The complex Spraberry trend extending 150 mi long and 75 miles wide covering the entire Midland Basin, and bounded on the west by the Central Basin Platform and on the east by the Eastern Shelf is characterized by its varying degrees of laminated layers of sandstones, siltstones, organic shale and carbonate mudstones. The rock fabric variability is a critical factor in understanding varying hydraulic fracturing responses in horizontal well completions. Optimized consistent fracturing design schedules were pumped bearing significantly differing outcomes in treatment pressure response, fracture parameters, proppant pack conductivity and ultimately well performance. The core of this paper discusses the impact of enhancing fracturing treatment design when integrated with well landing and placement, formation geological, petrophysical and geomechanical physiognomies recommending predictive measures that can significantly improve operational practices and results.

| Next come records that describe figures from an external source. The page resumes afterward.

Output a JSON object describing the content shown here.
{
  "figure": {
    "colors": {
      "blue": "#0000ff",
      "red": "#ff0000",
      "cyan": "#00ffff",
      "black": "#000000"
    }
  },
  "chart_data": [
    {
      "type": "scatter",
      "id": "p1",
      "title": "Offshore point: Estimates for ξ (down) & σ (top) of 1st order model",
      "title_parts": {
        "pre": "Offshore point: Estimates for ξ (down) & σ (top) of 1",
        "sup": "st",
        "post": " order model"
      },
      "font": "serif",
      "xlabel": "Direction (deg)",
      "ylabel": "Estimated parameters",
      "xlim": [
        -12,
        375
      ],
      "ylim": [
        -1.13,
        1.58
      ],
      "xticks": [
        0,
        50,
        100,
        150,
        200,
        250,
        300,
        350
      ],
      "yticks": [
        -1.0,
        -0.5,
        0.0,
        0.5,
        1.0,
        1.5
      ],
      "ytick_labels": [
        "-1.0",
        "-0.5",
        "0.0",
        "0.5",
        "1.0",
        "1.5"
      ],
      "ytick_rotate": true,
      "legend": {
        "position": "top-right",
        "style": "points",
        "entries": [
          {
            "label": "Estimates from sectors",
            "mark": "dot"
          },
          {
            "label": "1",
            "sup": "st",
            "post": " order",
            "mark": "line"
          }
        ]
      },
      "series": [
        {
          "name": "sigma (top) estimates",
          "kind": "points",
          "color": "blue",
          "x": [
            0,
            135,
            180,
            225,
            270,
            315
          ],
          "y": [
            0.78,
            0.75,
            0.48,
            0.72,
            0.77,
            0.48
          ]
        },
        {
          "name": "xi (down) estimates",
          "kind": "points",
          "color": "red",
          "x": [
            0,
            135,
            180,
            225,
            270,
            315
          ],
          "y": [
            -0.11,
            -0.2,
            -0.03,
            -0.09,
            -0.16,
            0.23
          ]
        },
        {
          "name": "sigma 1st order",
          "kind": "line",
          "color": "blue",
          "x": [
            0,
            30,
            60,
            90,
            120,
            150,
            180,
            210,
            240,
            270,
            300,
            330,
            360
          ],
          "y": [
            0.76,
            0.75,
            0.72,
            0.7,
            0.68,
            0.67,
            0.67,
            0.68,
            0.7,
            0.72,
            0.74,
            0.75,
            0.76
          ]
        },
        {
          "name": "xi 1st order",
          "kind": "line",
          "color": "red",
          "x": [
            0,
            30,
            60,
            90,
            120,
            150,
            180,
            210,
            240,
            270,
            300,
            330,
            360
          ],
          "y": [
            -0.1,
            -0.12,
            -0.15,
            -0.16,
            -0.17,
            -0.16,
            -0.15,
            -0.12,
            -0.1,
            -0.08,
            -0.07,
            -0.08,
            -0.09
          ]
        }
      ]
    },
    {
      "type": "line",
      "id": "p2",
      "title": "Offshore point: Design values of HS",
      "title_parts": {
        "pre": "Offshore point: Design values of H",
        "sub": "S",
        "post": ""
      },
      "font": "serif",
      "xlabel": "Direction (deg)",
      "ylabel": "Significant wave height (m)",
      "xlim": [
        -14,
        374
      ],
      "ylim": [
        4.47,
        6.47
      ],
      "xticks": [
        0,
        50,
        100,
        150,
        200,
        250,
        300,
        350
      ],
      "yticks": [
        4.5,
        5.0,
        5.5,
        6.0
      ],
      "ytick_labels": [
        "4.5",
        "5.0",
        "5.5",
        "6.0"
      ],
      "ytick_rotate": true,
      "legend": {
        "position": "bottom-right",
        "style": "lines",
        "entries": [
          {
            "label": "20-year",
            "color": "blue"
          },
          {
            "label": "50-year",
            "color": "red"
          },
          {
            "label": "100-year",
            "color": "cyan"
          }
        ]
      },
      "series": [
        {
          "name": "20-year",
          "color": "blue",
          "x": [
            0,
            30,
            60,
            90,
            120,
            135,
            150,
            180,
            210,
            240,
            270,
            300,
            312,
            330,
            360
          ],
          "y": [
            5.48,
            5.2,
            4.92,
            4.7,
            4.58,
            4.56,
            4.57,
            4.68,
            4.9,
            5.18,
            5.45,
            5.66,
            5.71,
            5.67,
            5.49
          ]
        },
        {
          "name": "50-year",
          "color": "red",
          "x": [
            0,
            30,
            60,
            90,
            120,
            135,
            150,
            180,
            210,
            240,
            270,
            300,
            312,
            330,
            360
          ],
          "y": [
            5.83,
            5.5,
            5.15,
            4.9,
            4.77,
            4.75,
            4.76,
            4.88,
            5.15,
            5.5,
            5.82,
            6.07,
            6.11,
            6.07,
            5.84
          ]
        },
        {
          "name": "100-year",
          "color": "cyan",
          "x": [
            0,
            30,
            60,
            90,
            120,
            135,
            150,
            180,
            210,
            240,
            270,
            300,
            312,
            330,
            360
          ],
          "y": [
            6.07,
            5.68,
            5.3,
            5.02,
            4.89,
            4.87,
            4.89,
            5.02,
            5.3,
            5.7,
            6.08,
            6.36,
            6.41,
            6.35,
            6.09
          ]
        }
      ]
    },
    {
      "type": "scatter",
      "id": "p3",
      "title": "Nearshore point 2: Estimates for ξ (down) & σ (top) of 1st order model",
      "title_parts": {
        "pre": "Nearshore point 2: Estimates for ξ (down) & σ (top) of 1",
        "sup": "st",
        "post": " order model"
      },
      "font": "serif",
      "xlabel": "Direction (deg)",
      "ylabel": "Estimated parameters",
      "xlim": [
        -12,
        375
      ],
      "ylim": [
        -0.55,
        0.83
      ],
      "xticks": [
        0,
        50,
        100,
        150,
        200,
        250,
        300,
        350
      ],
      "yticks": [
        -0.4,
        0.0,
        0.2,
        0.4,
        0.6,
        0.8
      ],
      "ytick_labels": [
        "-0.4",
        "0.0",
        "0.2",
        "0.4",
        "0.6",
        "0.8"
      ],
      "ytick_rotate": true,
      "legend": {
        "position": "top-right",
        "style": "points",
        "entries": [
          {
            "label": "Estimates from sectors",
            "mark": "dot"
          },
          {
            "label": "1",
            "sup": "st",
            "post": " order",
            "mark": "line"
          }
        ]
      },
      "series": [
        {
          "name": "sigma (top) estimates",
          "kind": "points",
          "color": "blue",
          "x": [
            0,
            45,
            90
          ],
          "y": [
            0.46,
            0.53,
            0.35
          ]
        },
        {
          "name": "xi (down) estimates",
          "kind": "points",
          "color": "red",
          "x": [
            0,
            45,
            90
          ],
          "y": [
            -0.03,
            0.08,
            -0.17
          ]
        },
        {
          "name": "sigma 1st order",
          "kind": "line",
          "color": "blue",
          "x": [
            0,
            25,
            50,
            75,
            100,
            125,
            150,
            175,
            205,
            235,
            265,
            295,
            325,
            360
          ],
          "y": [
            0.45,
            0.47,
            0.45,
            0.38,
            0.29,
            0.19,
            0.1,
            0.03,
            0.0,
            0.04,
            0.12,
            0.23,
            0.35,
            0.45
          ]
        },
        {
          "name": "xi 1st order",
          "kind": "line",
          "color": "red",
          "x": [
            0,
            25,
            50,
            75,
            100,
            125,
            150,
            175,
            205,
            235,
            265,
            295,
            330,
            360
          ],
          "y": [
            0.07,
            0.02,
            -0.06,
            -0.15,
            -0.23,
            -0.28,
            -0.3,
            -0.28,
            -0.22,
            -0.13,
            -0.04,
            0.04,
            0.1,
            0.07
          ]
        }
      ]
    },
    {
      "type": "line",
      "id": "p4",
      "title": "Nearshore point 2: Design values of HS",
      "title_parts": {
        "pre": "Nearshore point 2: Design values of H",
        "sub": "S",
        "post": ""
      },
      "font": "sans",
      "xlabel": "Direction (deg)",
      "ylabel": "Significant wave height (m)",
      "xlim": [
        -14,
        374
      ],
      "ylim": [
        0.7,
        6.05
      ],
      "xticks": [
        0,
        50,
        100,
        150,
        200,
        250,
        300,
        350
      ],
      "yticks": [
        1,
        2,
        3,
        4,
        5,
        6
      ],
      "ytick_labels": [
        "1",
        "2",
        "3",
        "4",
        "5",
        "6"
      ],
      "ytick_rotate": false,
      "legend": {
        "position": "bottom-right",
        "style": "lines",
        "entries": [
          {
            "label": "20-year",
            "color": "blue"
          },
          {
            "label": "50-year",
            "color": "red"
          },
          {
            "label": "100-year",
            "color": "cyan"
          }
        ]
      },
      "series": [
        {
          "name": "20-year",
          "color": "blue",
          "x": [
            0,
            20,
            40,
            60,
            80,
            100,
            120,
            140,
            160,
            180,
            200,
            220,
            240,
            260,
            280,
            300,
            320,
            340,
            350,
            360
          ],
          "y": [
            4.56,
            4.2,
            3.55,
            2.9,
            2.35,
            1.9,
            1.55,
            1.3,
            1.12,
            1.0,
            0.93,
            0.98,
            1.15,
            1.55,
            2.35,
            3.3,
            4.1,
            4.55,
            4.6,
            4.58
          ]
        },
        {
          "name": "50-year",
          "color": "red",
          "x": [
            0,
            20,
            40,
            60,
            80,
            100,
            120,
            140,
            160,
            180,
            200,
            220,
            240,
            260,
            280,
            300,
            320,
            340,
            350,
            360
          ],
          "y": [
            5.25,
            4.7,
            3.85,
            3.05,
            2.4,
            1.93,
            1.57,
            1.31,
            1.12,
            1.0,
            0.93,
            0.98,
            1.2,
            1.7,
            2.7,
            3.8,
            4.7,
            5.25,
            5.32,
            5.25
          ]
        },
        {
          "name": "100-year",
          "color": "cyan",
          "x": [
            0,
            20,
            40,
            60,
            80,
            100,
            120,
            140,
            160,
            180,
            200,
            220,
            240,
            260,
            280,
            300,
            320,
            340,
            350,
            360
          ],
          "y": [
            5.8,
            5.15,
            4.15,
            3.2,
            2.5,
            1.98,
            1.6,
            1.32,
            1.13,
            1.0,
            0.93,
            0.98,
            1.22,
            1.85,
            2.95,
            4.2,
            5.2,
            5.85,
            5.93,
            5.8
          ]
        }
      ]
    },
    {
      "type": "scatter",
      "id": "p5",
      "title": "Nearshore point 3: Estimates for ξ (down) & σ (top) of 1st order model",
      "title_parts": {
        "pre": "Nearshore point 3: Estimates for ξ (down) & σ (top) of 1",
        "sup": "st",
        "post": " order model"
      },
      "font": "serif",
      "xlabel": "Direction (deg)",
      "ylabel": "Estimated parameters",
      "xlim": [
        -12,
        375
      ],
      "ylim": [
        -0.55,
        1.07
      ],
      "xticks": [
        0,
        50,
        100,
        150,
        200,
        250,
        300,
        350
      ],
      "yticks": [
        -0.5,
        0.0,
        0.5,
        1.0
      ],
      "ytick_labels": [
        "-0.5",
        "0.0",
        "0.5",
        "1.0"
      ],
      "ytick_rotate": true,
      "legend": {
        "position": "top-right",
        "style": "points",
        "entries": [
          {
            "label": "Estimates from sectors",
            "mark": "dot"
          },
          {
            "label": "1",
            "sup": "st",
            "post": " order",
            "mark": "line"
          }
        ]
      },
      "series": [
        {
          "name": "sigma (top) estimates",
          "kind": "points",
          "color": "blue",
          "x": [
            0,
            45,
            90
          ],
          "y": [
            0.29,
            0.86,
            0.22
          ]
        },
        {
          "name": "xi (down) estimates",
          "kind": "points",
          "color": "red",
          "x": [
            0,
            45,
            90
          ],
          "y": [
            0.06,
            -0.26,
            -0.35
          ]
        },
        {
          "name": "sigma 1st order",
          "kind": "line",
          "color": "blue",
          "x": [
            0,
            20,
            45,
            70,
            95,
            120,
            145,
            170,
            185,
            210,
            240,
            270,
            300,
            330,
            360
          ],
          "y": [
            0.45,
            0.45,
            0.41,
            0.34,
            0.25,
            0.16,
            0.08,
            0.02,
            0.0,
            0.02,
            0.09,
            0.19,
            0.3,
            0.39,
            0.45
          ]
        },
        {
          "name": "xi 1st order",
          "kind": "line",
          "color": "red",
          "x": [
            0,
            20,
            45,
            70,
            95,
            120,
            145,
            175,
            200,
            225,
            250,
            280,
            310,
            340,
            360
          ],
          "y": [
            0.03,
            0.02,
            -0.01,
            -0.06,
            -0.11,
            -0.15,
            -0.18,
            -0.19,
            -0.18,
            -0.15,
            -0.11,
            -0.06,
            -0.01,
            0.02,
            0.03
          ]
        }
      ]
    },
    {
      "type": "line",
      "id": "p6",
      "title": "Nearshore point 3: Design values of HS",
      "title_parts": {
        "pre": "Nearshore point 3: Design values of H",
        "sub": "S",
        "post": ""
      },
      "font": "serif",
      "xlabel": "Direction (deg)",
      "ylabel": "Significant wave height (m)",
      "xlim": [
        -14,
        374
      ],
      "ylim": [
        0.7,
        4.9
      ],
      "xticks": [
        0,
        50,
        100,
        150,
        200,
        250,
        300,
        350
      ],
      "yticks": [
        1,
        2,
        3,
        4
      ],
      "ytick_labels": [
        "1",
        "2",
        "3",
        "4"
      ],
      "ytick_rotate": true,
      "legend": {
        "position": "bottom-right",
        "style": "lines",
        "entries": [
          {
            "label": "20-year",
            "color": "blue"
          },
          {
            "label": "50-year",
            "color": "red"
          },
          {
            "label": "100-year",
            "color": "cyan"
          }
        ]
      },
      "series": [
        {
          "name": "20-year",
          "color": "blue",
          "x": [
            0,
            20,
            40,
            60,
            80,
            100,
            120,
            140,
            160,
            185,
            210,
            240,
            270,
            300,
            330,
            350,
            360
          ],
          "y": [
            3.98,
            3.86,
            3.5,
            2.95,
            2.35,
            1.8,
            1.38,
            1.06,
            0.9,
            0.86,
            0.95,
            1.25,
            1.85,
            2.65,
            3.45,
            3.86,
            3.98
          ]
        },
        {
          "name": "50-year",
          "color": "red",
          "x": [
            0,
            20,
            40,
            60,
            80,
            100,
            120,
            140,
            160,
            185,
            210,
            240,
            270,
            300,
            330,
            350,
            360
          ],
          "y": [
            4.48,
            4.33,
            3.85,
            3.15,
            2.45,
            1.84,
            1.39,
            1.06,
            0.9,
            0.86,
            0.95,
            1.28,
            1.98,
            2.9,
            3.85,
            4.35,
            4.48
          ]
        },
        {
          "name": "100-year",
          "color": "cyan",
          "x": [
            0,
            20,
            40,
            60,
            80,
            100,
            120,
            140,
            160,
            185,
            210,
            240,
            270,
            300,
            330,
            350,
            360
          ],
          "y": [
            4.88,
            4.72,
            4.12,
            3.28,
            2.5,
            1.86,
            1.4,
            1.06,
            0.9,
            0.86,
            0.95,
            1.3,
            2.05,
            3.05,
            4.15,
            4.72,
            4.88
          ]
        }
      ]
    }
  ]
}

8 wells with 145 stage pressure responses were analyzed showing potential near well bore screenouts on numerous occasions during proppant laden steps. When this occurs, a wellbore volume of clean fluid (sweep) is injected to prevent the imminent screen out. These sweeps cause increased job times and require extra fluid which decreases the overall operational efficiency. The analysis developed improves the predictability of fracturing operations using drilling measurements and geomechanical attributes.

A wellbore profiling method was developed utilizing geological, petrophysical and geomechanical attributes where rock types are identified along the lateral and are associated with a specific fracturing pressure response. Seven rock types were determined based on a combination of geological and petrophysical analysis. Geomechanical attributes were then used to further subdivide the groups to predict fracturing pressure responses. The latter was integrated with an engineered model to calculate dynamic perforation efficiency based on the change in effective flow area during the treatment stage. Observed pressure responses were history matched and the varying impact on fracture geometry was compared across stages pumped as per design and stages where screenouts had to be prevented using pre-mature or necessary sweeps.

The developed wellbore profile accurately predicted expected pressure responses across all 8 wells. Rock types that provide the best combination of drilling, completions, and production enhancements can be successfully identified to make recommendations for lateral landing depths and completions design optimizations. Additionally, expected operational challenges can be predicted and accounted for in advance.

The developed method reduces operational uncertainty and risk to a minimal level. Fracturing treatment pressure responses can thus be accurately predicted and accordingly required operational changes could successfully be planned to manage challenging sections of the wellbore. Planning for operational anomalies is critical to ensure successful fracturing treatments pumped as designed that which has a vital impact on created fracture geometry, ultimately affecting well production performance.